Here is what nobody tells you about waiting for ACL surgery: the injury stops hurting long before it stops mattering.

Within a month or so, the pain had mostly settled. Read was walking without crutches. She was going back to the gym. From the outside, nothing was obviously wrong, but inside – and in her left leg – everything was unresolved.

“You know in your head that you’re making progress, getting stronger,” she says. “But then I’m gonna have the surgery and I’m gonna have to start again. There were definitely days where I was like, ‘what is the point?’”

This is no man’s land: functional enough to feel normal, injured enough to know you’re not. Unable to return to sport, unable to move forward, just…waiting. Ringing the hospital. Being told you’ll hear by the end of the week. Not hearing. Ringing again. The waiting list coordinator knowing her voice before she even said her name.

The emotional complexity of this period is hard to map neatly. Grief is there; she missed tumbling, missed cheer, missed the friends she makes through sport. But also, strangely, relief. Starting a new life in a new city meant she didn’t know what she was missing out on. Just a blank slate, and a knee to strengthen.

“I don’t know what I’m missing,” she says. “And I think that’s actually been the best part about it.”

If there’s one thing Read wants other athletes in the same position to understand, it’s this: the waiting period is not wasted time. It is, if you use it right, part of the recovery.

She committed to what’s known as prehabilitation: building strength in the injured leg before surgery, so the body has a better platform to recover from. The exercises felt pointless at first. Progress was invisible. Weeks went by where her bad leg looked visibly smaller than her good one, when she felt fragile and uncertain.

But she kept at it. By the time her surgery date finally arrived – almost 12 months to the day after her injury – she could match her pre-injury gym weights on most exercises. She could lift her leg after waking up from surgery. She could bend and straighten it the same day.

“I could already tell the difference,” she says. “I know there are people who haven’t had the chance to do the prehab, or didn’t have time to because their surgery came sooner. And they really struggle in those first few days.”

She’d also found a private physio near her in Cambridge – not to replace the NHS care, but to get an extra pair of eyes. The physio noticed a slight delay in her gait on her bad side, something she wouldn’t have spotted herself. 

Her surgery date finally came through with 13 days notice – a call she’d been chasing for months, from a coordinator who by that point greeted her by name. She describes feeling excited when the date finally landed.

“Which seems weird,” she says. “To be excited to have a surgery and not be able to walk.
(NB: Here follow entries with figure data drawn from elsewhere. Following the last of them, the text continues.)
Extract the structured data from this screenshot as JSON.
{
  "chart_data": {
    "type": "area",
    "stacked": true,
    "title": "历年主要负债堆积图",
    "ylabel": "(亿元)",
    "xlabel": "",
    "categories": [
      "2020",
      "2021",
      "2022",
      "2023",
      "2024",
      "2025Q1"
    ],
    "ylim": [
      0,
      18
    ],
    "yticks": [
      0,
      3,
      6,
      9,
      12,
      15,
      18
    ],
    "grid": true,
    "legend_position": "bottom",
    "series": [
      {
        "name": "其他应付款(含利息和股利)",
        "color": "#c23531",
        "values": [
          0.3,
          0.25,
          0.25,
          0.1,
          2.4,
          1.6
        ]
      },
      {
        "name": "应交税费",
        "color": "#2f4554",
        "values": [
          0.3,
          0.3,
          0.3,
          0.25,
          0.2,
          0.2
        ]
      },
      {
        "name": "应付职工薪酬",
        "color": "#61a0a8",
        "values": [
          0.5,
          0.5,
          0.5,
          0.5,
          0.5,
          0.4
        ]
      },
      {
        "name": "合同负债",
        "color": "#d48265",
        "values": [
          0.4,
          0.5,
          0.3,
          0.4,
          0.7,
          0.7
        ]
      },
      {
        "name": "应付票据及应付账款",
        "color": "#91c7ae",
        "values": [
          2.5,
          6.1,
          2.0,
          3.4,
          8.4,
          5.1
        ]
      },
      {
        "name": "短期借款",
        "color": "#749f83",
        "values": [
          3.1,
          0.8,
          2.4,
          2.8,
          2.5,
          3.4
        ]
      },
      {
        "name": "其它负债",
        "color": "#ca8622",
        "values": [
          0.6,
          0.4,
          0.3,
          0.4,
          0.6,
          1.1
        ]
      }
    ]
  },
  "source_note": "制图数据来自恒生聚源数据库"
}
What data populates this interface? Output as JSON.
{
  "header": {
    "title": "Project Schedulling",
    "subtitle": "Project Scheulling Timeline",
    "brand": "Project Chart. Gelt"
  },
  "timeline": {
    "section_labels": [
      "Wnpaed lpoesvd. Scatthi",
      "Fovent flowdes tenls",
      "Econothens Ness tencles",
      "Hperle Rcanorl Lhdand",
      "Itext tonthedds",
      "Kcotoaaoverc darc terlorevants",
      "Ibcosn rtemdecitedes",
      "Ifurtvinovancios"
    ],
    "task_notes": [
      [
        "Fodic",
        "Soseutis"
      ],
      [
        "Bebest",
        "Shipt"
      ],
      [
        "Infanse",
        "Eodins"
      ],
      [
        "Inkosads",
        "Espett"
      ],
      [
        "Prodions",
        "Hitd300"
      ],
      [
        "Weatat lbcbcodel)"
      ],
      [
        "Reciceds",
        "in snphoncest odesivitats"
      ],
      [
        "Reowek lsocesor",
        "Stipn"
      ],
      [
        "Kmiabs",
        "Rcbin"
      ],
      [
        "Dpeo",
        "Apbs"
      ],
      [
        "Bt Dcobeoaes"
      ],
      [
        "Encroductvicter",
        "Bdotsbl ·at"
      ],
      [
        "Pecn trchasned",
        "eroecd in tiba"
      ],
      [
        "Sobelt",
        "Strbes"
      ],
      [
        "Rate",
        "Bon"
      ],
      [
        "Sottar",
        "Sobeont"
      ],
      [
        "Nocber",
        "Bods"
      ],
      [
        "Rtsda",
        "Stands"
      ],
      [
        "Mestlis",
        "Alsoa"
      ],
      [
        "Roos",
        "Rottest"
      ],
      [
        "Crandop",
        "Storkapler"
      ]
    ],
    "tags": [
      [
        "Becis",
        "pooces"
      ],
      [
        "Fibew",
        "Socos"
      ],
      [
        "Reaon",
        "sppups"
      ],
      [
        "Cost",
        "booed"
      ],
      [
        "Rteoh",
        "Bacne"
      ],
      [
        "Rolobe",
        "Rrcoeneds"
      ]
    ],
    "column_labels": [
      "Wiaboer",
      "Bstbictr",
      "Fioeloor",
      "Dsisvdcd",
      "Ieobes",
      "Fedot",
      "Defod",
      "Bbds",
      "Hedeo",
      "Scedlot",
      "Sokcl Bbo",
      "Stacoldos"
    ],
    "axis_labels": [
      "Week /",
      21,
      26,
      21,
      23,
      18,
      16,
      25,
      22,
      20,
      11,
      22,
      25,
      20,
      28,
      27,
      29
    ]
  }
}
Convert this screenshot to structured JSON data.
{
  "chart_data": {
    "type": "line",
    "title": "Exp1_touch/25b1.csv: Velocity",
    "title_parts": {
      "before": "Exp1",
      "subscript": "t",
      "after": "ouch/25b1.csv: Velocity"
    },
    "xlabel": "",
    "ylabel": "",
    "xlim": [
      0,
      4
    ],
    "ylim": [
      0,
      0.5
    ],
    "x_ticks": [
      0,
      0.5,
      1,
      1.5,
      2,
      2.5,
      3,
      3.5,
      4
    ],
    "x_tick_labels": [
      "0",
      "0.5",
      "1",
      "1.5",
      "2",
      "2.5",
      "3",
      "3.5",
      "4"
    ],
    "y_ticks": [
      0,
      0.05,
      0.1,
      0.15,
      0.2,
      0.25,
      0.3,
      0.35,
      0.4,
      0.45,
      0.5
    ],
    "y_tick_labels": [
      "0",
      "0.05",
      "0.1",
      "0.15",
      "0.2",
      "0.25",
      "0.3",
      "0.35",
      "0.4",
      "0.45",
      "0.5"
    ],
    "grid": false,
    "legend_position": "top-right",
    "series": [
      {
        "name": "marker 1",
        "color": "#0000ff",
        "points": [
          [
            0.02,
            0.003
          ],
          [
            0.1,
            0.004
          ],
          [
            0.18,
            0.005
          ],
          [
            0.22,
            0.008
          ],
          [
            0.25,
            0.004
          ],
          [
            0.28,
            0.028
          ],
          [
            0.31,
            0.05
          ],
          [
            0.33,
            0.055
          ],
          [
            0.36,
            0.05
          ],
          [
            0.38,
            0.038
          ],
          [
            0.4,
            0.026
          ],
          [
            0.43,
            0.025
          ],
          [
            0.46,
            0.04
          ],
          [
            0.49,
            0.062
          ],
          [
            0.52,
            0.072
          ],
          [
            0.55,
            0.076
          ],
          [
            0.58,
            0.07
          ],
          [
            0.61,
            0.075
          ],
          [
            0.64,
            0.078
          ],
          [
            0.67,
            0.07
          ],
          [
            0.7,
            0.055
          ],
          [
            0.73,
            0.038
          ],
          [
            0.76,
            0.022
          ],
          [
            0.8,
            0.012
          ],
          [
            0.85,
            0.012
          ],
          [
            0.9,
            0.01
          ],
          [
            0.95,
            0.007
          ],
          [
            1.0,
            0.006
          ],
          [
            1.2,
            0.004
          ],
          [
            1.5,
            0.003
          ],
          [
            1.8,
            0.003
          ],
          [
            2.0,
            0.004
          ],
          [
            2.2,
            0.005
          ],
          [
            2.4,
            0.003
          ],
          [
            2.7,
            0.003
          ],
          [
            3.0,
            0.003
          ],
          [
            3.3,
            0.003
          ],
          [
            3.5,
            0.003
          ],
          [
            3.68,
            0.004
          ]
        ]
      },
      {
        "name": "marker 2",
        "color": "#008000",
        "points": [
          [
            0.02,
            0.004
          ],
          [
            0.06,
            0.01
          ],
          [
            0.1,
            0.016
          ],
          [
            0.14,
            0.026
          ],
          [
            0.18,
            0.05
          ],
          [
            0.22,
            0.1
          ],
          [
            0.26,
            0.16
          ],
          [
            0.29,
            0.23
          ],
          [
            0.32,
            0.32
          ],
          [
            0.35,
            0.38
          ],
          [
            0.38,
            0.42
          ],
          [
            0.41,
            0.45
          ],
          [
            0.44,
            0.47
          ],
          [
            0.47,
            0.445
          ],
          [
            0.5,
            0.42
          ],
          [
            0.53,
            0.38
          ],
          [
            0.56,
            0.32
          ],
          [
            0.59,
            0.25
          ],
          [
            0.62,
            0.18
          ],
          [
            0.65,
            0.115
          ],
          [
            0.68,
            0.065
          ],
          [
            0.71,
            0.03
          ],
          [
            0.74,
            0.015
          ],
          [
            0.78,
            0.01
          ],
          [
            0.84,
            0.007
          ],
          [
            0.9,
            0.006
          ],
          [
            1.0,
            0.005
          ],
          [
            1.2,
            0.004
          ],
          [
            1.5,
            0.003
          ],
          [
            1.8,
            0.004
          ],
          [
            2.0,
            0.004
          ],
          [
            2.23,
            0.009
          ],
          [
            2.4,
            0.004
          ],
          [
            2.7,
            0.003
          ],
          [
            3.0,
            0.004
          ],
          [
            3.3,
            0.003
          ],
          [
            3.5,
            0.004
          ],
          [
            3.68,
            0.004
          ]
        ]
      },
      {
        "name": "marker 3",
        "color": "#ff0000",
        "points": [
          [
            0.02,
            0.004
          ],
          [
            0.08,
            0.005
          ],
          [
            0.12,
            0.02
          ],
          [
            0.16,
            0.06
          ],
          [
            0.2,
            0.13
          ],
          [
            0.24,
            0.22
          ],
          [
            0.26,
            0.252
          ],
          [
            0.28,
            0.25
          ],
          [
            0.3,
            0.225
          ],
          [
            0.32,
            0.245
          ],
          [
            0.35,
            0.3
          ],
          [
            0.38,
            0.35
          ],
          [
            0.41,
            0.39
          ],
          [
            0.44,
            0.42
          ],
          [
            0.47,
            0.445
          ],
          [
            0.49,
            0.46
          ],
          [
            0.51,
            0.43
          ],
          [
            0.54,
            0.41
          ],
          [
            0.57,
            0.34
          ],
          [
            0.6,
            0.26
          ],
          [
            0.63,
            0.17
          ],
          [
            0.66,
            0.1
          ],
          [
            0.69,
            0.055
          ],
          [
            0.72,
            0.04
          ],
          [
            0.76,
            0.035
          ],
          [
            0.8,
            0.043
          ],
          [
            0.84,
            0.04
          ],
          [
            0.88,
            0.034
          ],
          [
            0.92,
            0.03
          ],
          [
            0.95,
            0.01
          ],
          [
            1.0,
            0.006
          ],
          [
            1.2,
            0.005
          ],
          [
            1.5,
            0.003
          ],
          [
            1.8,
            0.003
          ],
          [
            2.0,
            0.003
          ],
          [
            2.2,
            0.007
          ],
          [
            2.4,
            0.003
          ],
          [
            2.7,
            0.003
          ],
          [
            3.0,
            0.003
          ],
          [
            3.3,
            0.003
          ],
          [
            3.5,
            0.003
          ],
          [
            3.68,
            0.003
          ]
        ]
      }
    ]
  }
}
But it meant that the waiting stage was finally done.”

Read is, by her own description, quite an independent person. She got on with it. She coloured in. She went for walks. She watched Modern Family. She started a new job. She kept ringing – and ringing – the hospital. She made the best of it. 

What would she say to someone at the very beginning? Stood in a minor injuries unit with a fresh pair of crutches and no idea what the next year was going to look like.

“Allow yourself to be upset,” she says. “It’s a big deal, especially at this age. You’re missing out on things that matter to you. But once you get through that – stick at the prehab. 

“Even when it feels pointless. Even when you feel like you’re going to have to start again anyway. Because you’re not, not really. You’re building something.”

Read is looking at her first physio appointment this week. She is hoping they tell her the bend looks good. That the graft is settling. That she is on track.

She’s looking ahead to May next year now. Tryout season. A full circle she’s been working towards for two years by then.

“I want to have the choice,” she says. “I want it to be me deciding whether I go back – not the injury deciding for me.”